Portability Across DOE Office of Science HPC Facilities¶

As the HPC community prepares for exascale and the semiconductor industry approaches the end of Moore's Law in terms of transistor size, we have entered a period of time of increased diversity in computer architecture for High Performance Computing (HPC) with relatively new designs joining mature processor and memory technologies. These technologies include GPUs, Many-Core Processors, ARM, FPGAs, and ASICs, as well as new memory technologies in the form of High-Bandwidth Memory (HBM) often incorporated on the processor die as well as Non-Volatile memory (NVRAM) and Solid-State Disk (SSD) technology for accelerated IO.

The DOE Office of Science operates three world-leading HPC facilities located at the Argonne Leadership Computing Facility (ALCF), the National Energy Research Scientific Computing Center (NERSC) at Lawrence Berkeley National Lab, and the Oak Ridge Leadership Computing Center (OLCF). These facilities field three of the most powerful supercomputers in world. These machines are used by scientists throughout the DOE Office of Science and the world for solving a number of important problems in domains including materials science and chemistry to nuclear, particle, and astrophysics.
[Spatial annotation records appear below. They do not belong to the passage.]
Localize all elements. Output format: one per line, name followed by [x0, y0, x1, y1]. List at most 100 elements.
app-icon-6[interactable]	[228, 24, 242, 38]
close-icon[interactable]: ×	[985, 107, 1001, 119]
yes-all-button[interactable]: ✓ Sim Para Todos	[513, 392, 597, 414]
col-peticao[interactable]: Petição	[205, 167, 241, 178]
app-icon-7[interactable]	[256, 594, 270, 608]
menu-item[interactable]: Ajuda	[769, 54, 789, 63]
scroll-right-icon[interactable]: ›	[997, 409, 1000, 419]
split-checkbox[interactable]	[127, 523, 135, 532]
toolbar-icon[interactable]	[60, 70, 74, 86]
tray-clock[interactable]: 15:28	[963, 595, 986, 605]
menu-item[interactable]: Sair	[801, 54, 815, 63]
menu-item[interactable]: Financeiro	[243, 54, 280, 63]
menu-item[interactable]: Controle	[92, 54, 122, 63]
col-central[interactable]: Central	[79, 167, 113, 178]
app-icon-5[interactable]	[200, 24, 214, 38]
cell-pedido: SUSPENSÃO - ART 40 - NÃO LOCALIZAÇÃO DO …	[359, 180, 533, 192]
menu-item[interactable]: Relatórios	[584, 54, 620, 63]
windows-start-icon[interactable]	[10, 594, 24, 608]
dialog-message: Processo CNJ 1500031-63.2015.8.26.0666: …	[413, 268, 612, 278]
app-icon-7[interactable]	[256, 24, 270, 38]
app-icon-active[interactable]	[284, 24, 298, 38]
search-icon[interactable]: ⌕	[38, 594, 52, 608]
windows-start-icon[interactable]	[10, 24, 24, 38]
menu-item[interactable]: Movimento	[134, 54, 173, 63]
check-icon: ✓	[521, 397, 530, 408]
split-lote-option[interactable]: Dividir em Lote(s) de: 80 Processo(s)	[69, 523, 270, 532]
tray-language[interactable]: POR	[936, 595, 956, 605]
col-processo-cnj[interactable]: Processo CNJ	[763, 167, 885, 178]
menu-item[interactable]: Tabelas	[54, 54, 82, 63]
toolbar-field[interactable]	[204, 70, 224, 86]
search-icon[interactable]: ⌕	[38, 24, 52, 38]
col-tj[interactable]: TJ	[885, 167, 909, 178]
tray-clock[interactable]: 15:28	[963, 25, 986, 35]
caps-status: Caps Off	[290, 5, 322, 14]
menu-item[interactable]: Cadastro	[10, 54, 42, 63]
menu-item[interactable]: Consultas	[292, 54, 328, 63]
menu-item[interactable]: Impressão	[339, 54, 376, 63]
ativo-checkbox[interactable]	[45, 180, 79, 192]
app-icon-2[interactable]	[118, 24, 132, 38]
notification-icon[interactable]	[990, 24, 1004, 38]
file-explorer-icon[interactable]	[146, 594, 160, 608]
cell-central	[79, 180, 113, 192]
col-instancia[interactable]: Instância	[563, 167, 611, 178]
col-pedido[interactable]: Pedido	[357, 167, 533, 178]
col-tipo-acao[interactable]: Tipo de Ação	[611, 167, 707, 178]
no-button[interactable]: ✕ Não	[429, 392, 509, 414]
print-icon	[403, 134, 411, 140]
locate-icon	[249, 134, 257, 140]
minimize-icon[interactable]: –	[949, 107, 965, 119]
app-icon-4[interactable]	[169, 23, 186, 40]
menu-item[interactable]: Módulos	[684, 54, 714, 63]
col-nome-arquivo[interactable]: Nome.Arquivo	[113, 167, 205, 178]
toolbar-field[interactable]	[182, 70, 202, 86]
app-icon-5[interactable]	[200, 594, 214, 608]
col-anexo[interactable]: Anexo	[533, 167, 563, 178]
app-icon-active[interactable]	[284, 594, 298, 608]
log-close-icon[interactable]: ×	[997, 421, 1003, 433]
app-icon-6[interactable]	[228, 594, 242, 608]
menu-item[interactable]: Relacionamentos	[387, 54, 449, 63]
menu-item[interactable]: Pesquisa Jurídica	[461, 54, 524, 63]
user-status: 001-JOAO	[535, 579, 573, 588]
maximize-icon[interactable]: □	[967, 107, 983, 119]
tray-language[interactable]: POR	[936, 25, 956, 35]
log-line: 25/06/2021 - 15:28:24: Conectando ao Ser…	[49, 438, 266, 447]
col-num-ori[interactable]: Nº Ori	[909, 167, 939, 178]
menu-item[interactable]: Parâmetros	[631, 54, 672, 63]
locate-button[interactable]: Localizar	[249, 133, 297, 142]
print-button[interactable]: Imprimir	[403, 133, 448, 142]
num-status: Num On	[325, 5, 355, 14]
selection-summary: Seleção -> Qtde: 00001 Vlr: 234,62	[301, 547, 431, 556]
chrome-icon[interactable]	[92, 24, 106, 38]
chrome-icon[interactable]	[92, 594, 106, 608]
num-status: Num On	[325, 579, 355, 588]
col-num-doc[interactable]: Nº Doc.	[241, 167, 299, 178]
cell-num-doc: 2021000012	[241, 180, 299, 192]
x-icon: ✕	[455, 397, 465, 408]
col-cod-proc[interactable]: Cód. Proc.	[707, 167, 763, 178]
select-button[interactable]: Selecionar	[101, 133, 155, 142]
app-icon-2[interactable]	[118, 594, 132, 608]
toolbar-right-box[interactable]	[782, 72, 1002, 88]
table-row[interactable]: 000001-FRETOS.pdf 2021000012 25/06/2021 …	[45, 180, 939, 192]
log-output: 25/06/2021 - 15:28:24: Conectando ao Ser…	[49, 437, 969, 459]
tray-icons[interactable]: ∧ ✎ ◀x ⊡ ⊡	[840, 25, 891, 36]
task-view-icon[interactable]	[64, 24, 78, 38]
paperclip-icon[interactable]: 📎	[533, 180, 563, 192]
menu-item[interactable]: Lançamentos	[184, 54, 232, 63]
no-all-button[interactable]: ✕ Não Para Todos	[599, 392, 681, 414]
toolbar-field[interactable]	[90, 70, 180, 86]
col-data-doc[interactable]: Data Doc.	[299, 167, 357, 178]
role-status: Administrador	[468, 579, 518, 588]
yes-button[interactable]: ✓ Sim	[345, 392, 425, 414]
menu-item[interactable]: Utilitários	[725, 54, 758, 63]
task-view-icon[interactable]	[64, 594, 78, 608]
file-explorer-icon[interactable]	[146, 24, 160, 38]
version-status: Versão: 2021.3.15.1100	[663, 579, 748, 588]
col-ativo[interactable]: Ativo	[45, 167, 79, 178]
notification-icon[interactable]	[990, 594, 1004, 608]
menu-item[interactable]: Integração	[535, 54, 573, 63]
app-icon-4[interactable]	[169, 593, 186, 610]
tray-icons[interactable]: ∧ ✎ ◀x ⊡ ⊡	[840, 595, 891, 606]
These facilities, with their latest systems, have begun the transition for DOE users to energy-efficient HPC architectures. The facilities are currently fielding systems with two-distinct "pre-exascale" architectures that we discuss in detail here.

System	Titan
Location	OLCF
Architecture	CPU + GPU
Scale	18,688 Nodes

System	Cori
Location	NERSC
Architecture	Xeon-Phi
Scale	9688 Nodes
Notes	SSD Burst-Buffer IO layer

System	Theta
Location	ALCF
Architecture	Xeon-Phi
Scale	3624 Nodes

The two processor architectures deployed on these systems are the CPU+GPU hybrid architecture on Titan and the "self-hosted" Xeon-Phi processors (code named "Knights Landing"). These two architectures, while seemingly quite different at first, have a number of similarities that we believe represent general trends in exascale-like architectures:

Increase parallelism (Cores, Threads, Warps/SMs/Blocks)
Vectorization (AVX512 8 Wide Vector Units, 32 Wide Warps)
Small Amount High-bandwidth Coupled with Large Amounts of Traditional DDR

While the details of the architectures are distinct, and vendor specific programming libraries/languages (CUDA, AVX512 Intrinsics etc.) exist to address specific architecture features; the commonalities are significant enough that a number of portable programming approaches are emerging for writing code that supports both architectures.

This website is intended to be a living/growing documentation hub and guide for applications teams targeting systems at multiple DOE Office of Science facilities. In these pages, we discuss the differences between the systems, the software environment, and the job-submission process. We discuss how to define and measure performance portability and we provide recommendations based on case studies for the most promising performance-portable programming approaches. A summary of the high level findings and recommendations will be maintained.